I don’t think we’ll ever notice the age of cyborgs, because we do these things one at a time. We roll them out in small ways, and increment them across society. We quietly piece together a know-everything machine, make its connections invisible, then put it in a small box we built as a talk-to-anyone-machine, and carry it around with us. (The first and ultimate prosthetic of the species being community, and so our most powerful magics will always be incantations to one another.) We hand out drugs to everyone that make them more ready for capitalism as a warm, tasty beverage. While we talk about powersuits and armies of robots, we get into metal boxes next to explosion chambers and extend our proprioception to their edges. We do this so that we can then hurtle down ribbons of death we’ve built all around the landscape at speeds not naturally found very often this side of celestial interaction. We call this commuting and consider it one of the most boring things humans do.

Matt is right. Quinn’s contribution to 50cyborgs is wonderful; thoughtful and provocative and brimful of good stuff. You should go read it right away.

Media-cyborgs

16 September 2010

I’ve already linked to it on delicious, but this Snarkmarket post demanded a decent quotation:

…you start to see cyborgs all around you. It’s not just people with, you know, gun-legs; it’s anybody who uses a cell phone or wears contact lenses. It’s anybody who brings a tool really close in order to augment some capability.

Aren’t there people who have brought media that close? Aren’t there people who manipulate it, in all its forms, as naturally as another person might make a phone call, or speak, or breathe?

When you think of someone like Kanye West or Lady Gaga, you can’t think only of their brains and bodies. Lady Gaga in a simple dress on a tiny stage in a no-name club in Des Moines is—simply put—not Lady Gaga. Kanye West in jeans at a Starbucks is not Kanye West.

…which is about as much as I can quote without reproducing the whole article. But there’s so much good stuff here. Media as force-multiplier and prosthesis. Media as true-geography. Media as identity. It’s really, really good, overlapping with so many of my own interests, making a convincing point.

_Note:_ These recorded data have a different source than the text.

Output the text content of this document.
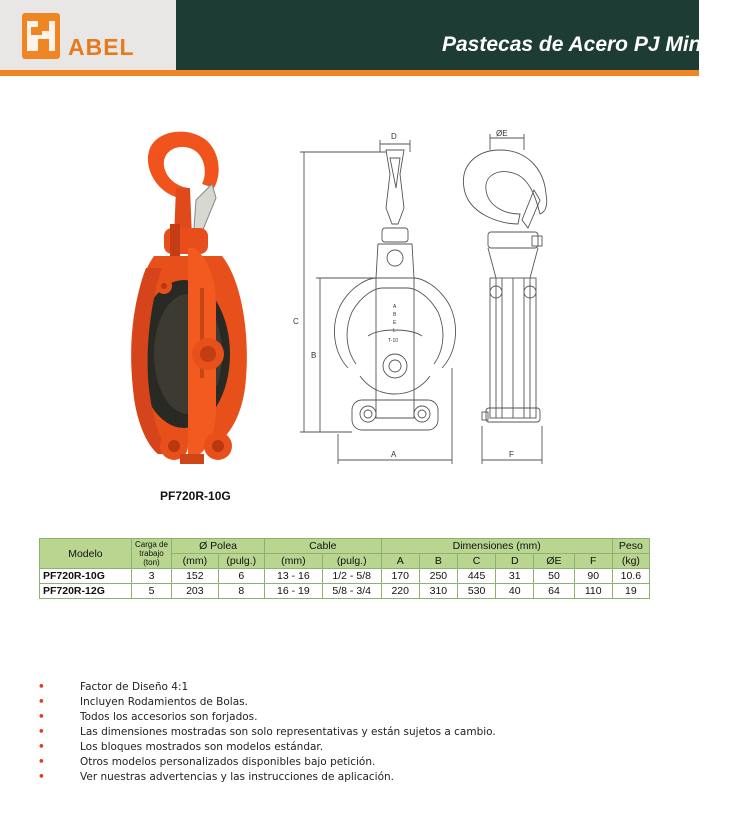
ABEL	Pastecas de Acero PJ Mineras
D
A
B
E
L
T-10
C
B
A
ØE
F
PF720R-10G
Modelo	Carga de trabajo (ton)	Ø Polea		Cable		Dimensiones (mm)						Peso
		(mm)	(pulg.)	(mm)	(pulg.)	A	B	C	D	ØE	F	(kg)
PF720R-10G	3	152	6	13 - 16	1/2 - 5/8	170	250	445	31	50	90	10.6
PF720R-12G	5	203	8	16 - 19	5/8 - 3/4	220	310	530	40	64	110	19
•	Factor de Diseño 4:1
•	Incluyen Rodamientos de Bolas.
•	Todos los accesorios son forjados.
•	Las dimensiones mostradas son solo representativas y están sujetos a cambio.
•	Los bloques mostrados son modelos estándar.
•	Otros modelos personalizados disponibles bajo petición.
•	Ver nuestras advertencias y las instrucciones de aplicación.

  • "But we have got the resources to save ourselves. General perception of games is jammed as masturbatory power-fantasy, sure, but the talent is hardly lacking. So let’s plea to them: we need a Joyce, or a Waste Land, or something you have to play with an abridged notes guide over your knee as you rip through it, something hardcore in its modernism that wants to make you work, make you sweat for its charms. We need cultural elitism to save ourselves." I am really, really enjoying Five Players at the moment.
  • Joe Moran on Daniel Miller's "The Comfort Of Things", which has gone straight onto my wishlist.
  • "For instance, when a film critic with a Twitter account says that video games are not art, the natural followup becomes, "Well then… what is art?" And suddenly we're in some goddamn flourescent-lit student lounge, sitting on a nine-dollar couch across from a dude whose shirt is self-consciously spattered with daubs of encaustic, hip-to-hip with the girl who stamped each page of a copy of The Feminine Mystique with an ink print of her own labia, hearing the guy over our shoulder mention Duchamp for the sixth time this week, and it all just needs to stop right now." Well said, Steve.